My glaucoma story commenced fifty-nine years ago when I was 24 years old. Several eye haemorrhages occurred over 7 or 8 years and then I was diagnosed with glaucoma in 1971. The treatment given at the time was Beta Blocker eye drops. Severe headaches were experienced, and my eyesight deteriorated alarmingly. The headaches got worse and my eyesight deteriorated further after the eye drops were strengthened. This made life very difficult with three young children to care for.
I was referred to the Eye Hospital in Melbourne and diagnosed with further haemorrhages and glaucoma in both eyes. The eye drops were changed and after about ten days the haemorrhages started to heal, and sight improved.
The eye drops prescribed at the Eye Hospital, controlled the pressure for about twenty-five years until those drops became unavailable and I was put back onto a beta blocker eye drop.
In November 1995 I developed a bronchial spasm and had a respiratory arrest. Fortunately, the arrest didn’t happen until I got to the doors of the ICU at the Mersey Community Hospital, Latrobe. It was touch and go and thanks to the skill of the medical staff, I survived after forty-two hours on a ventilator. I was discharged after ten days, only to be readmitted the next day with pneumonia and a collapsed lung. I was told that the bronchial spasm was caused by the beta blocker eye drops which built up respiratory inflammation over several years and was told never to have beta blockers again.
The road back to reasonable health was a long and difficult one and long-term speech therapy was needed after being intubated for forty-two hours.

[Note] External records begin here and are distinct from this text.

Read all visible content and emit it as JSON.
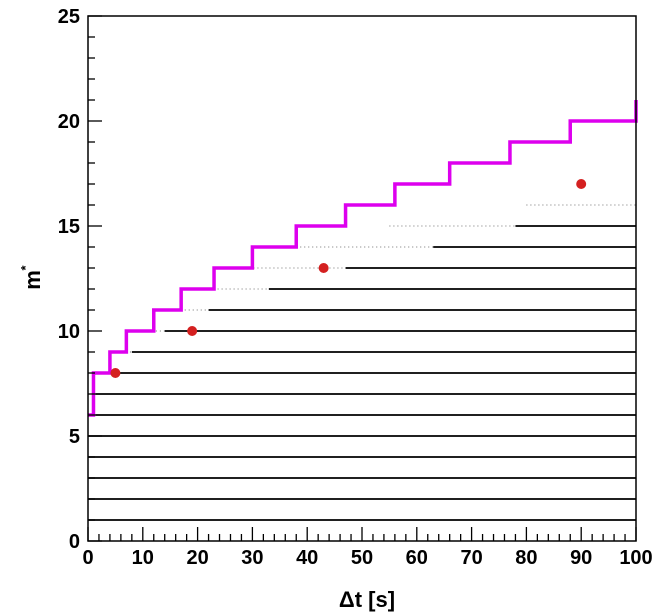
{
  "chart_data": {
    "type": "scatter",
    "xlabel": "Δt [s]",
    "ylabel": "m",
    "ylabel_superscript": "*",
    "xlim": [
      0,
      100
    ],
    "ylim": [
      0,
      25
    ],
    "x_ticks": [
      0,
      10,
      20,
      30,
      40,
      50,
      60,
      70,
      80,
      90,
      100
    ],
    "y_ticks": [
      0,
      5,
      10,
      15,
      20,
      25
    ],
    "grid": false,
    "colors": {
      "step": "#dd00ee",
      "points": "#d42020",
      "dense": "#000000"
    },
    "step_series": {
      "x": [
        0,
        1,
        4,
        7,
        12,
        17,
        23,
        30,
        38,
        47,
        56,
        66,
        77,
        88,
        100
      ],
      "y": [
        6,
        8,
        9,
        10,
        11,
        12,
        13,
        14,
        15,
        16,
        17,
        18,
        19,
        20,
        21
      ]
    },
    "red_points": {
      "x": [
        5,
        19,
        43,
        90
      ],
      "y": [
        8,
        10,
        13,
        17
      ]
    },
    "dense_levels": [
      {
        "y": 1,
        "x_start": 0
      },
      {
        "y": 2,
        "x_start": 0
      },
      {
        "y": 3,
        "x_start": 0
      },
      {
        "y": 4,
        "x_start": 0
      },
      {
        "y": 5,
        "x_start": 0
      },
      {
        "y": 6,
        "x_start": 0
      },
      {
        "y": 7,
        "x_start": 1
      },
      {
        "y": 8,
        "x_start": 4
      },
      {
        "y": 9,
        "x_start": 8
      },
      {
        "y": 10,
        "x_start": 14
      },
      {
        "y": 11,
        "x_start": 22
      },
      {
        "y": 12,
        "x_start": 33
      },
      {
        "y": 13,
        "x_start": 47
      },
      {
        "y": 14,
        "x_start": 63
      },
      {
        "y": 15,
        "x_start": 78
      }
    ],
    "sparse_levels": [
      {
        "y": 8,
        "x_start": 2,
        "x_end": 4
      },
      {
        "y": 9,
        "x_start": 4,
        "x_end": 8
      },
      {
        "y": 10,
        "x_start": 8,
        "x_end": 14
      },
      {
        "y": 11,
        "x_start": 14,
        "x_end": 22
      },
      {
        "y": 12,
        "x_start": 20,
        "x_end": 33
      },
      {
        "y": 13,
        "x_start": 28,
        "x_end": 47
      },
      {
        "y": 14,
        "x_start": 38,
        "x_end": 63
      },
      {
        "y": 15,
        "x_start": 55,
        "x_end": 78
      },
      {
        "y": 16,
        "x_start": 80,
        "x_end": 100
      }
    ]
  }
}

In 1996 a trabeculectomy was performed in the right eye to assist drainage for the glaucoma and the same again for the left eye in 1997. Later the same year my right eye developed endothalmitis (infection). It was only due to the skill of Ophthalmologist, Dr Michael Haybittel (Burnie) that the eye was saved as well as some sight. The trabeculectomy in the left eye was successful with pressure well controlled but drops have been required twice daily in the right eye.
I am most indebted and grateful for the excellent and regular medical care I received and fortunate to still have some sight at eighty-two years of age. I am one of the lucky ones.
Glaucoma is in my family and so it is vitally important to have regular eye checks and to follow up any vision disturbance, pain, redness or discomfort of the eye immediately.